Statant não é 'estatante' (termo inexistente), e sim parado, isto é, diz-se do quadrúpede cujas patas estão no chão.

Terrace não é 'terraço', e sim terrado, isto é, a campanha que tem forma acidentada, à semelhança de um terreno natural.

Tincture não é 'tintura', e sim esmalte, isto é, a cor e o metal heráldicos.

Variation não é 'variação', e sim atributo, isto é, um qualificador que muda a forma ordinária de certa partição, peça ou figura.
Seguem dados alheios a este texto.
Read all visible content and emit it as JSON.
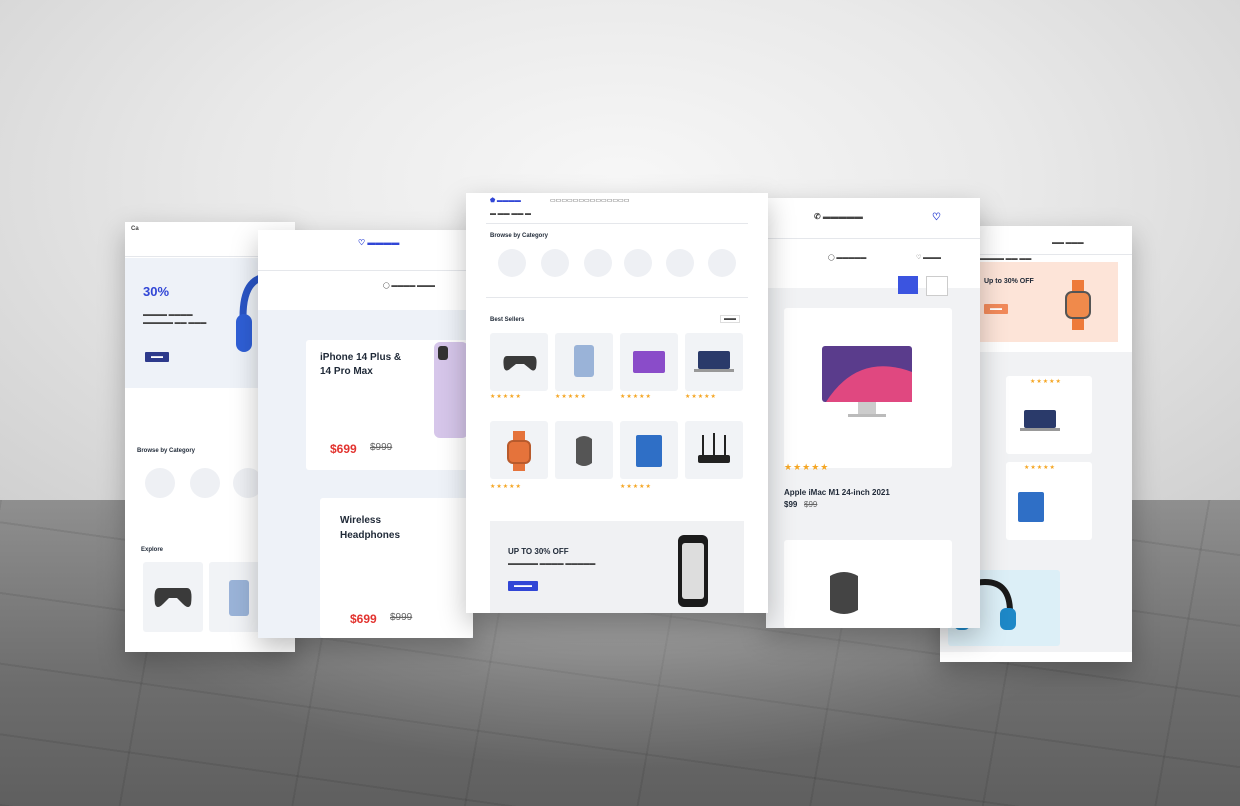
{
  "scene": {
    "wall_color": "#eeeeee",
    "floor_color": "#7a7a7a"
  },
  "page1": {
    "discount": "30%",
    "category_title": "Browse by Category",
    "section_title": "Explore",
    "icons": [
      "headphones-icon",
      "gamepad-icon",
      "phone-icon",
      "tablet-icon"
    ]
  },
  "page2": {
    "hero_title_line1": "iPhone 14 Plus &",
    "hero_title_line2": "14 Pro Max",
    "price_new": "$699",
    "price_old": "$999",
    "card2_title_line1": "Wireless",
    "card2_title_line2": "Headphones",
    "price2_new": "$699",
    "price2_old": "$999",
    "accent": "#e2332f"
  },
  "page3": {
    "category_title": "Browse by Category",
    "section_title": "Best Sellers",
    "promo_title": "UP TO 30% OFF",
    "products": [
      "gamepad",
      "iphone",
      "ipad-pro",
      "macbook",
      "watch",
      "mouse",
      "ipad-air",
      "router"
    ],
    "accent": "#3146d6"
  },
  "page4": {
    "product_title": "Apple iMac M1 24-inch 2021",
    "price_new": "$99",
    "price_old": "$99",
    "accent": "#3b54e0"
  },
  "page5": {
    "promo_title": "Up to 30% OFF",
    "promo_color": "#f6a98b"
  }
}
Contudo, se a pessoa quer usar motto, em vez de motedivisalema etc., ou quer inventar coronete, em vez de coronel, não há o que fazer. Cabe reconhecer que o anglicismo tem uma força muito poderosa porque transmite uma imagem de modernidade para uma grande parte das pessoas, mesmo que o seu usuário não saiba falar inglês.

Notas:
(1) O De héraudie ou Tratado de Dean (Dean Tract) é um texto curto, de umas 1.350 palavras, que começa em verso e, depois do 53.º, segue e acaba em prosa. Como o códice (Cambridge, Univ. Lib, Ee.4.20) em que se conserva a única cópia contém outros tratados sobre várias matérias e provém da referida abadia, é provável que tenha sido elaborado para a instrução dos próprios monges. A citada editora o publicou em: HOLMES, Urban (ed.). Romance studies in memory of Edward Billings Ham. Hayward: California State College Publications, 1967, p. 21-29.
(2) Na história da língua francesa, quanto mais se remonta ao passado, mais a escrita reflete a fala. Assim, houve um tempo em que vert e vair se pronunciavam tal como se escrevem, mas a evolução da língua os tornou homófonos, isto é, /vɛʁ/.
(3) O sufixo -y é nativo, mas a sua produtividade no brasonamento inglês se deve claramente à semelhança com o do particípio passado francês, provavelmente por analogia com o sufixo -ty, de -té (-dade em português). Assim, de palé ('palado'), paly, como de propre ('propriedade'), property. Corrobora isto a raridade dos cognatos de -y nas demais armarias germânicas (por exemplo, em alemão: bogenförmig 'arqueado'; archy ou arched em inglês), nas quais se emprega habitualmente o particípio passado (outro exemplo em alemão: geschacht 'xadrezado'; mas checky em inglês).